Hectopsyllidae is a small family of fleas, containing only the genera Tunga and Hectopsylla. They were formerly known as Tungidae, and by authorities that demote the Pulicoidea to family rank they are treated as subfamily Hectopsyllinae (formerly Tunginae). Only two genera with some handfuls of species are placed here nowadays, making further subdivision of the family unnecessary.

These fleas usually parasitize terrestrial mammals, and in a few cases birds and bats. Hectopsylla narium was found to live inside the nostrils of the burrowing parrot (Cyanoliseus patagonus patagonus). The females are by and large immobile and will remain attached to the same place for prolonged periods of time, possibly until they die. Females are neosomatic, meaning that they swell up greatly while producing new cuticle, resulting in structures known as neosomes.

The closest living relatives of the Hectopsyllidae are the common fleas, Pulicidae.

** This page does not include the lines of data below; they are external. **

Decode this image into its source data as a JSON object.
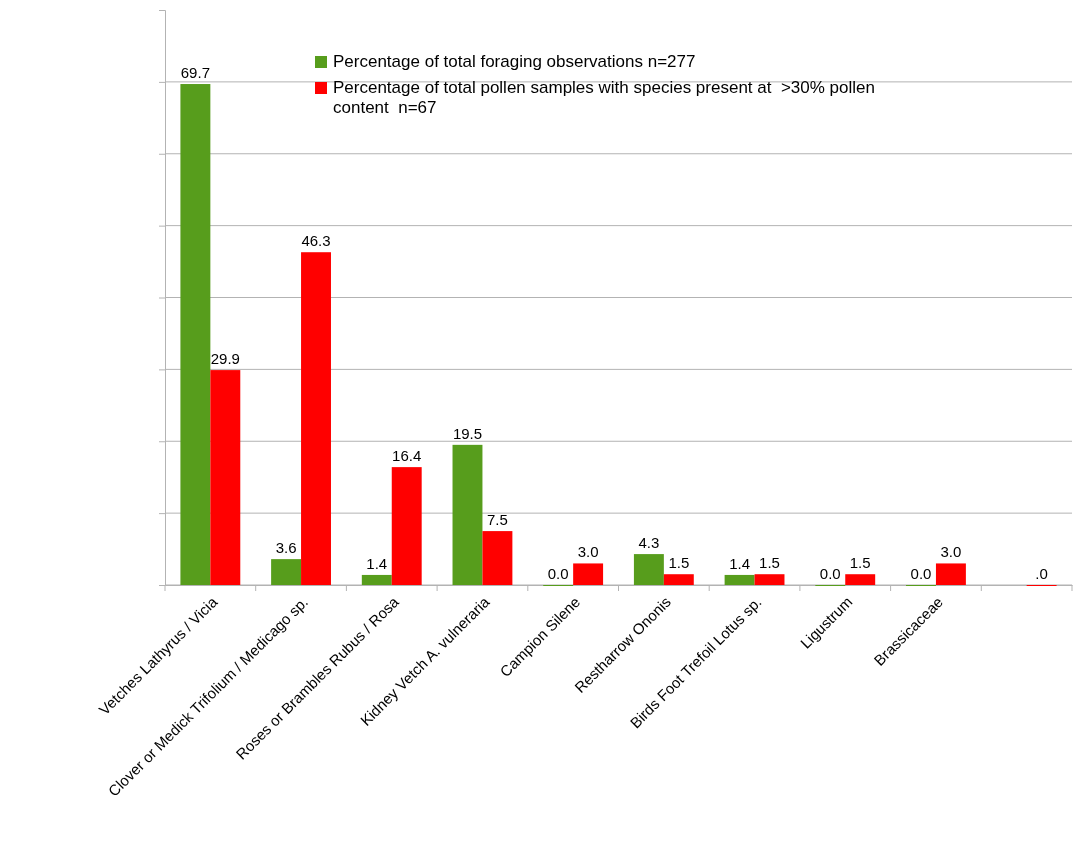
{
  "chart_data": {
    "type": "bar",
    "categories": [
      "Vetches Lathyrus / Vicia",
      "Clover or Medick Trifolium / Medicago sp.",
      "Roses or Brambles Rubus / Rosa",
      "Kidney Vetch A. vulneraria",
      "Campion Silene",
      "Restharrow Ononis",
      "Birds Foot Trefoil Lotus sp.",
      "Ligustrum",
      "Brassicaceae",
      null
    ],
    "series": [
      {
        "name": "Percentage of total foraging observations n=277",
        "color": "#579d1c",
        "values": [
          69.7,
          3.6,
          1.4,
          19.5,
          0.0,
          4.3,
          1.4,
          0.0,
          0.0,
          null
        ],
        "value_labels": [
          "69.7",
          "3.6",
          "1.4",
          "19.5",
          "0.0",
          "4.3",
          "1.4",
          "0.0",
          "0.0",
          null
        ]
      },
      {
        "name": "Percentage of total pollen samples with species present at  >30% pollen content  n=67",
        "color": "#ff0000",
        "values": [
          29.9,
          46.3,
          16.4,
          7.5,
          3.0,
          1.5,
          1.5,
          1.5,
          3.0,
          0
        ],
        "value_labels": [
          "29.9",
          "46.3",
          "16.4",
          "7.5",
          "3.0",
          "1.5",
          "1.5",
          "1.5",
          "3.0",
          ".0"
        ]
      }
    ],
    "ylim": [
      0,
      80
    ],
    "yticks": [
      {
        "value": 0,
        "label": null
      },
      {
        "value": 10,
        "label": null
      },
      {
        "value": 20,
        "label": null
      },
      {
        "value": 30,
        "label": null
      },
      {
        "value": 40,
        "label": null
      },
      {
        "value": 50,
        "label": null
      },
      {
        "value": 60,
        "label": null
      },
      {
        "value": 70,
        "label": null
      }
    ],
    "tick_labels": "x",
    "grid": "y",
    "legend": "top"
  }
}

The Hectopsyllidae differ from these by the following characteristics:
- Antennal club with punctiform sensilla
- Dorsal and medial setae on the abdominal terga of the female reduced
- Left and right sensilia separated midways and with eight sensory pits
- Proximal arm of ninth sternite lobe-shaped
- Well-sclerotized and crisply outlined lateral lamina of the aedeagal apodeme

In addition, they have reduced setae on the antennal flagellum, but this may be an adaptation bearing little phylogenetic information.